I'm taking my wife for a surprise holiday at the end of October to Las Vegas to celebrate her birthday (its a biggie). I'm sure she'll love of it. Being the selfish person I am, I want to make sure I'm catered for.... So.... can you recommend any decent coffee shops?


----------



## Daren (Jan 16, 2012)

12hr bump


----------



## DoubleShot (Apr 23, 2014)

When I was last in Vegas s few years back, although I wasn't actively looking for speciality coffee shops, I can't say I noticed any around the main area of The Strip.
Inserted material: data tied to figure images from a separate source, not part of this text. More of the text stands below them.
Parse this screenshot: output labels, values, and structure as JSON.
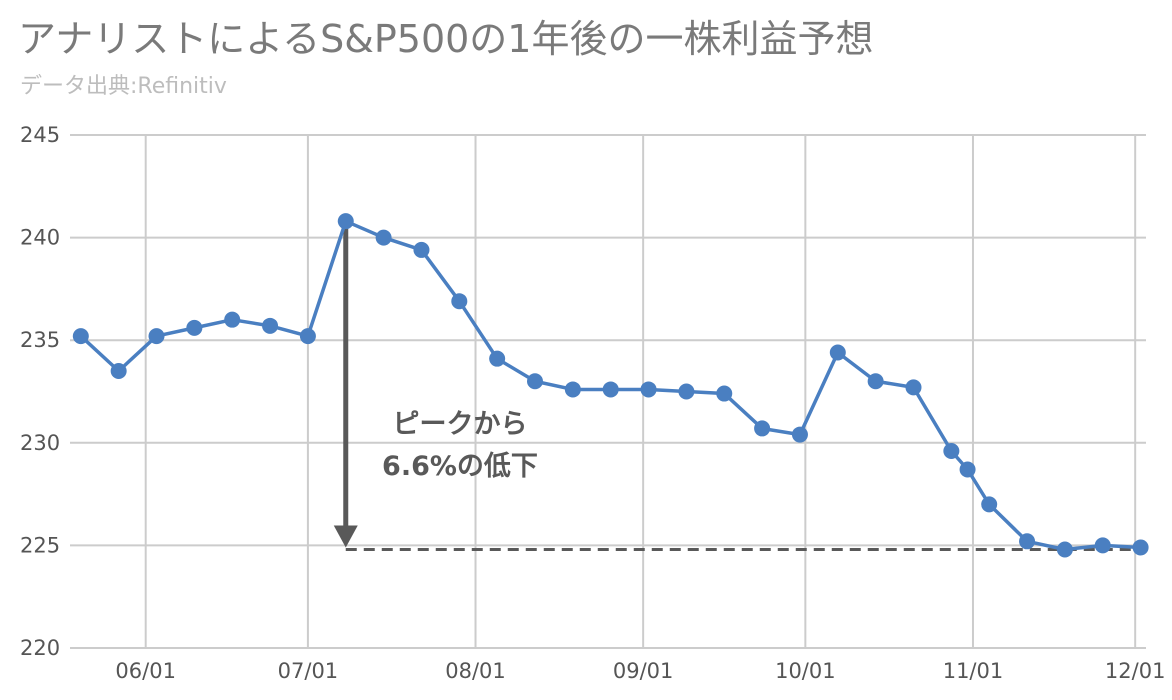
{
  "chart_data": {
    "type": "line",
    "title": "アナリストによるS&P500の1年後の一株利益予想",
    "subtitle": "データ出典:Refinitiv",
    "ylim": [
      220,
      245
    ],
    "y_ticks": [
      "245",
      "240",
      "235",
      "230",
      "225",
      "220"
    ],
    "x_ticks": [
      "06/01",
      "07/01",
      "08/01",
      "09/01",
      "10/01",
      "11/01",
      "12/01"
    ],
    "x_range": [
      "2022-05-18",
      "2022-12-03"
    ],
    "grid": true,
    "legend": "none",
    "series": [
      {
        "color": "#4a7fc1",
        "points": [
          {
            "x": "2022-05-20",
            "y": 235.2
          },
          {
            "x": "2022-05-27",
            "y": 233.5
          },
          {
            "x": "2022-06-03",
            "y": 235.2
          },
          {
            "x": "2022-06-10",
            "y": 235.6
          },
          {
            "x": "2022-06-17",
            "y": 236.0
          },
          {
            "x": "2022-06-24",
            "y": 235.7
          },
          {
            "x": "2022-07-01",
            "y": 235.2
          },
          {
            "x": "2022-07-08",
            "y": 240.8
          },
          {
            "x": "2022-07-15",
            "y": 240.0
          },
          {
            "x": "2022-07-22",
            "y": 239.4
          },
          {
            "x": "2022-07-29",
            "y": 236.9
          },
          {
            "x": "2022-08-05",
            "y": 234.1
          },
          {
            "x": "2022-08-12",
            "y": 233.0
          },
          {
            "x": "2022-08-19",
            "y": 232.6
          },
          {
            "x": "2022-08-26",
            "y": 232.6
          },
          {
            "x": "2022-09-02",
            "y": 232.6
          },
          {
            "x": "2022-09-09",
            "y": 232.5
          },
          {
            "x": "2022-09-16",
            "y": 232.4
          },
          {
            "x": "2022-09-23",
            "y": 230.7
          },
          {
            "x": "2022-09-30",
            "y": 230.4
          },
          {
            "x": "2022-10-07",
            "y": 234.4
          },
          {
            "x": "2022-10-14",
            "y": 233.0
          },
          {
            "x": "2022-10-21",
            "y": 232.7
          },
          {
            "x": "2022-10-28",
            "y": 229.6
          },
          {
            "x": "2022-10-31",
            "y": 228.7
          },
          {
            "x": "2022-11-04",
            "y": 227.0
          },
          {
            "x": "2022-11-11",
            "y": 225.2
          },
          {
            "x": "2022-11-18",
            "y": 224.8
          },
          {
            "x": "2022-11-25",
            "y": 225.0
          },
          {
            "x": "2022-12-02",
            "y": 224.9
          }
        ]
      }
    ],
    "annotation": {
      "lines": [
        "ピークから",
        "6.6%の低下"
      ],
      "arrow_from": {
        "x": "2022-07-08",
        "y": 240.8
      },
      "arrow_to": {
        "x": "2022-07-08",
        "y": 224.8
      },
      "reference_line": {
        "y": 224.8,
        "x_start": "2022-07-08",
        "x_end": "2022-12-02"
      },
      "arrow_color": "#595959"
    },
    "colors": {
      "grid": "#cccccc",
      "line": "#4a7fc1",
      "title": "#7a7a7a",
      "subtitle": "#bdbdbd"
    }
  }
}
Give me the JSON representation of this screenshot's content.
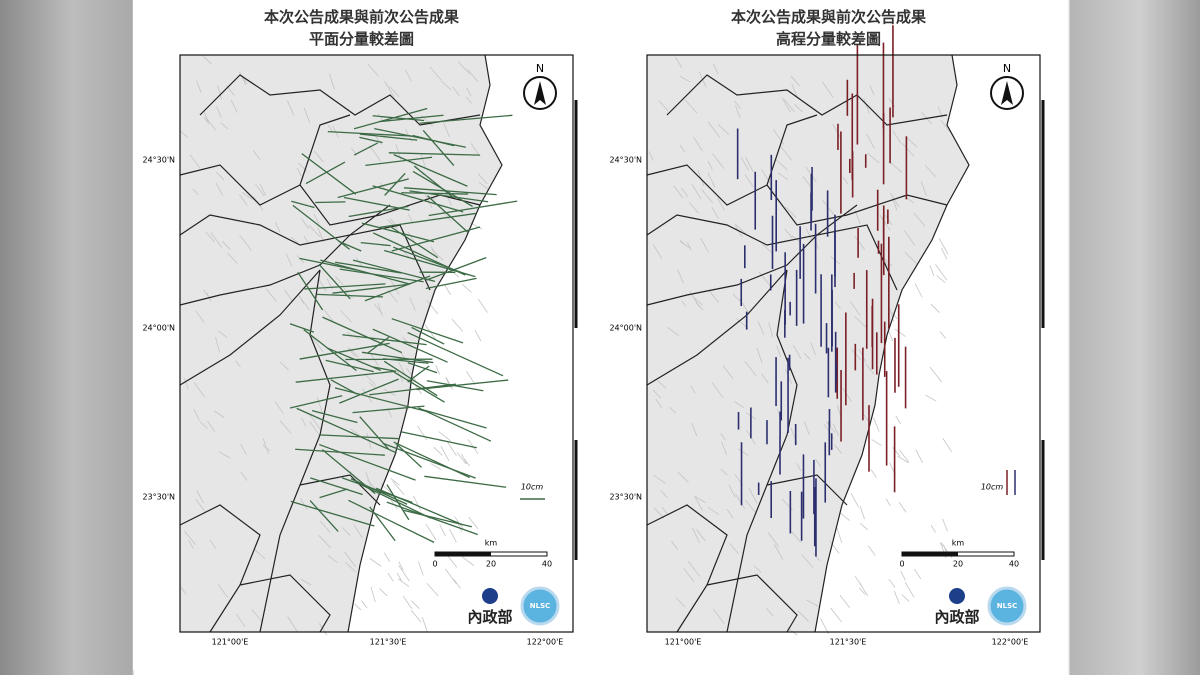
{
  "panels": [
    {
      "title_lines": [
        "本次公告成果與前次公告成果",
        "平面分量較差圖"
      ],
      "north": "N",
      "lat_labels": [
        "24°30'N",
        "24°00'N",
        "23°30'N"
      ],
      "lon_labels": [
        "121°00'E",
        "121°30'E",
        "122°00'E"
      ],
      "scale": {
        "unit": "km",
        "ticks": [
          0,
          20,
          40
        ]
      },
      "legend": "10cm",
      "logo_text": "內政部",
      "logo_badge": "NLSC"
    },
    {
      "title_lines": [
        "本次公告成果與前次公告成果",
        "高程分量較差圖"
      ],
      "north": "N",
      "lat_labels": [
        "24°30'N",
        "24°00'N",
        "23°30'N"
      ],
      "lon_labels": [
        "121°00'E",
        "121°30'E",
        "122°00'E"
      ],
      "scale": {
        "unit": "km",
        "ticks": [
          0,
          20,
          40
        ]
      },
      "legend": "10cm",
      "logo_text": "內政部",
      "logo_badge": "NLSC"
    }
  ]
}
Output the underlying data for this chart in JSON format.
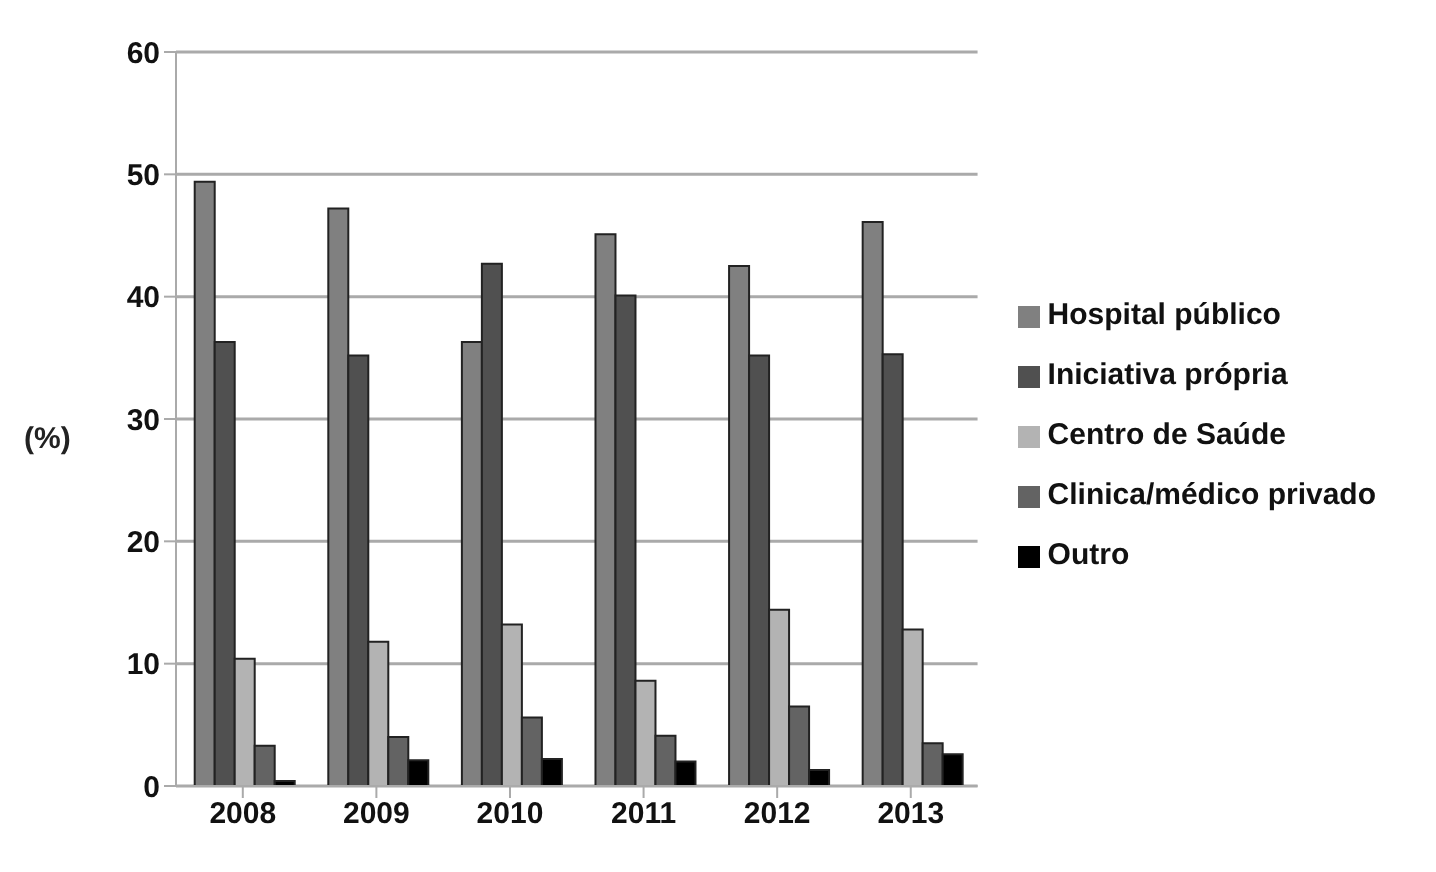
{
  "chart_data": {
    "type": "bar",
    "ylabel": "(%)",
    "categories": [
      "2008",
      "2009",
      "2010",
      "2011",
      "2012",
      "2013"
    ],
    "series": [
      {
        "name": "Hospital público",
        "color": "#808080",
        "values": [
          49.4,
          47.2,
          36.3,
          45.1,
          42.5,
          46.1
        ]
      },
      {
        "name": "Iniciativa própria",
        "color": "#505050",
        "values": [
          36.3,
          35.2,
          42.7,
          40.1,
          35.2,
          35.3
        ]
      },
      {
        "name": "Centro de Saúde",
        "color": "#b3b3b3",
        "values": [
          10.4,
          11.8,
          13.2,
          8.6,
          14.4,
          12.8
        ]
      },
      {
        "name": "Clinica/médico privado",
        "color": "#636363",
        "values": [
          3.3,
          4.0,
          5.6,
          4.1,
          6.5,
          3.5
        ]
      },
      {
        "name": "Outro",
        "color": "#000000",
        "values": [
          0.4,
          2.1,
          2.2,
          2.0,
          1.3,
          2.6
        ]
      }
    ],
    "ylim": [
      0,
      60
    ],
    "yticks": [
      0,
      10,
      20,
      30,
      40,
      50,
      60
    ],
    "grid": "y",
    "legend": "right"
  }
}
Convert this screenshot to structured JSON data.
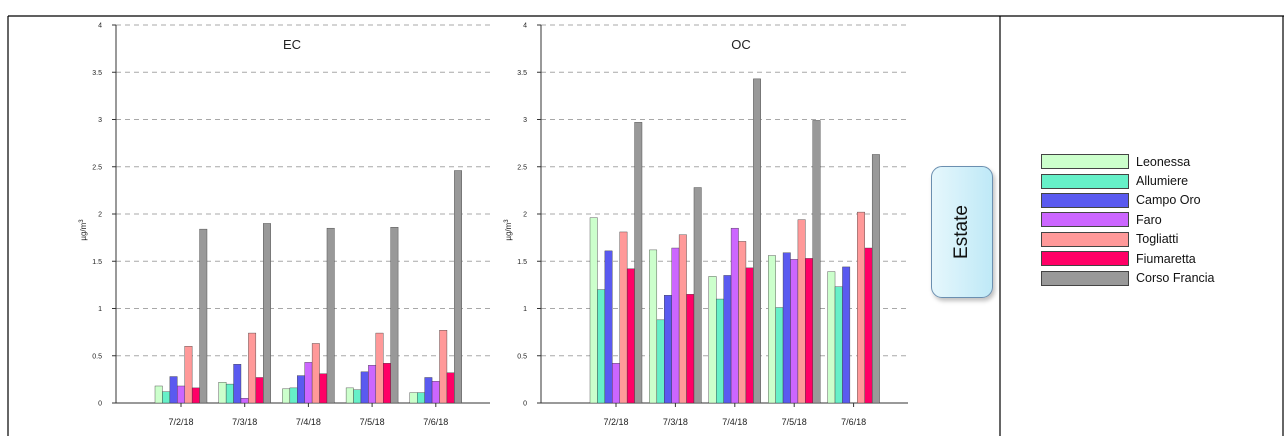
{
  "colors": {
    "series": [
      "#ccffcc",
      "#66f0c8",
      "#5a5af0",
      "#cc66ff",
      "#ff9999",
      "#ff0066",
      "#999999"
    ]
  },
  "season_label": "Estate",
  "chart_data": [
    {
      "type": "bar",
      "title": "EC",
      "ylabel": "µg/m3",
      "ylim": [
        0,
        4
      ],
      "yticks": [
        "0",
        "0.5",
        "1",
        "1.5",
        "2",
        "2.5",
        "3",
        "3.5",
        "4"
      ],
      "grid": true,
      "categories": [
        "7/2/18",
        "7/3/18",
        "7/4/18",
        "7/5/18",
        "7/6/18"
      ],
      "series": [
        {
          "name": "Leonessa",
          "values": [
            0.18,
            0.22,
            0.15,
            0.16,
            0.11
          ]
        },
        {
          "name": "Allumiere",
          "values": [
            0.12,
            0.2,
            0.16,
            0.14,
            0.11
          ]
        },
        {
          "name": "Campo Oro",
          "values": [
            0.28,
            0.41,
            0.29,
            0.33,
            0.27
          ]
        },
        {
          "name": "Faro",
          "values": [
            0.18,
            0.05,
            0.43,
            0.4,
            0.23
          ]
        },
        {
          "name": "Togliatti",
          "values": [
            0.6,
            0.74,
            0.63,
            0.74,
            0.77
          ]
        },
        {
          "name": "Fiumaretta",
          "values": [
            0.16,
            0.27,
            0.31,
            0.42,
            0.32
          ]
        },
        {
          "name": "Corso Francia",
          "values": [
            1.84,
            1.9,
            1.85,
            1.86,
            2.46
          ]
        }
      ]
    },
    {
      "type": "bar",
      "title": "OC",
      "ylabel": "µg/m3",
      "ylim": [
        0,
        4
      ],
      "yticks": [
        "0",
        "0.5",
        "1",
        "1.5",
        "2",
        "2.5",
        "3",
        "3.5",
        "4"
      ],
      "grid": true,
      "categories": [
        "7/2/18",
        "7/3/18",
        "7/4/18",
        "7/5/18",
        "7/6/18"
      ],
      "series": [
        {
          "name": "Leonessa",
          "values": [
            1.96,
            1.62,
            1.34,
            1.56,
            1.39
          ]
        },
        {
          "name": "Allumiere",
          "values": [
            1.2,
            0.88,
            1.1,
            1.01,
            1.23
          ]
        },
        {
          "name": "Campo Oro",
          "values": [
            1.61,
            1.14,
            1.35,
            1.59,
            1.44
          ]
        },
        {
          "name": "Faro",
          "values": [
            0.42,
            1.64,
            1.85,
            1.52,
            0
          ]
        },
        {
          "name": "Togliatti",
          "values": [
            1.81,
            1.78,
            1.71,
            1.94,
            2.02
          ]
        },
        {
          "name": "Fiumaretta",
          "values": [
            1.42,
            1.15,
            1.43,
            1.53,
            1.64
          ]
        },
        {
          "name": "Corso Francia",
          "values": [
            2.97,
            2.28,
            3.43,
            2.99,
            2.63
          ]
        }
      ]
    }
  ]
}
Lots of $tarbucks as one would expect!


----------



## Jumbo Ratty (Jan 12, 2015)

I cant recommend any coffee shops there but I can tell you my winning (not losing TOO much) strategy \ system for roulette


----------



## PeterF (Aug 25, 2014)

I don't think LV is a place for Artisan coffee shops. I would take some travelling kit with you, covered in a current post on this forum.

Have a great holiday!


----------



## Mrboots2u (May 10, 2013)

@Daren Here is a good place to ask

https://www.facebook.com/groups/thirdwavewichteln/


----------



## Daren (Jan 16, 2012)

Thanks for the replies chaps. It sounds like my worst fears confirmed.... A coffee desert









Aeropress and handgrinder time


----------



## craig01nire (Apr 4, 2013)

Not sure if I'm too late witht his reply, But there is a quite decent coffee shop located at the entrance of the Monte Carlo called Sambalatte. Best I found when I was there.


----------



## Fevmeister (Oct 21, 2013)

get yourself to gordon ramsey burgr

top top drawer


----------



## Daren (Jan 16, 2012)

Fevmeister said:


> get yourself to gordon ramsey burgr
> 
> top top drawer


Hopefully they'll be veggie otherwise no good to me


----------



## Jon (Dec 3, 2010)

Daren said:


> Hopefully they'll be veggie otherwise no good to me


Ramsay hates us veggies


----------



## Daren (Jan 16, 2012)

craig01nire said:


> Not sure if I'm too late witht his reply, But there is a quite decent coffee shop located at the entrance of the Monte Carlo called Sambalatte. Best I found when I was there.


I saw this on the web Craig. It's the only place I've found during my research that's sparked any interest from me. I'll report back on my return... Can't wait!!! 2 days till departure


----------



## Fevmeister (Oct 21, 2013)

That's a shame Daren didn't realise you were a vegetablearian

i took a client to yonaka when I was over there and he was a veggie and seemed to really enjoy it

id recommend it


----------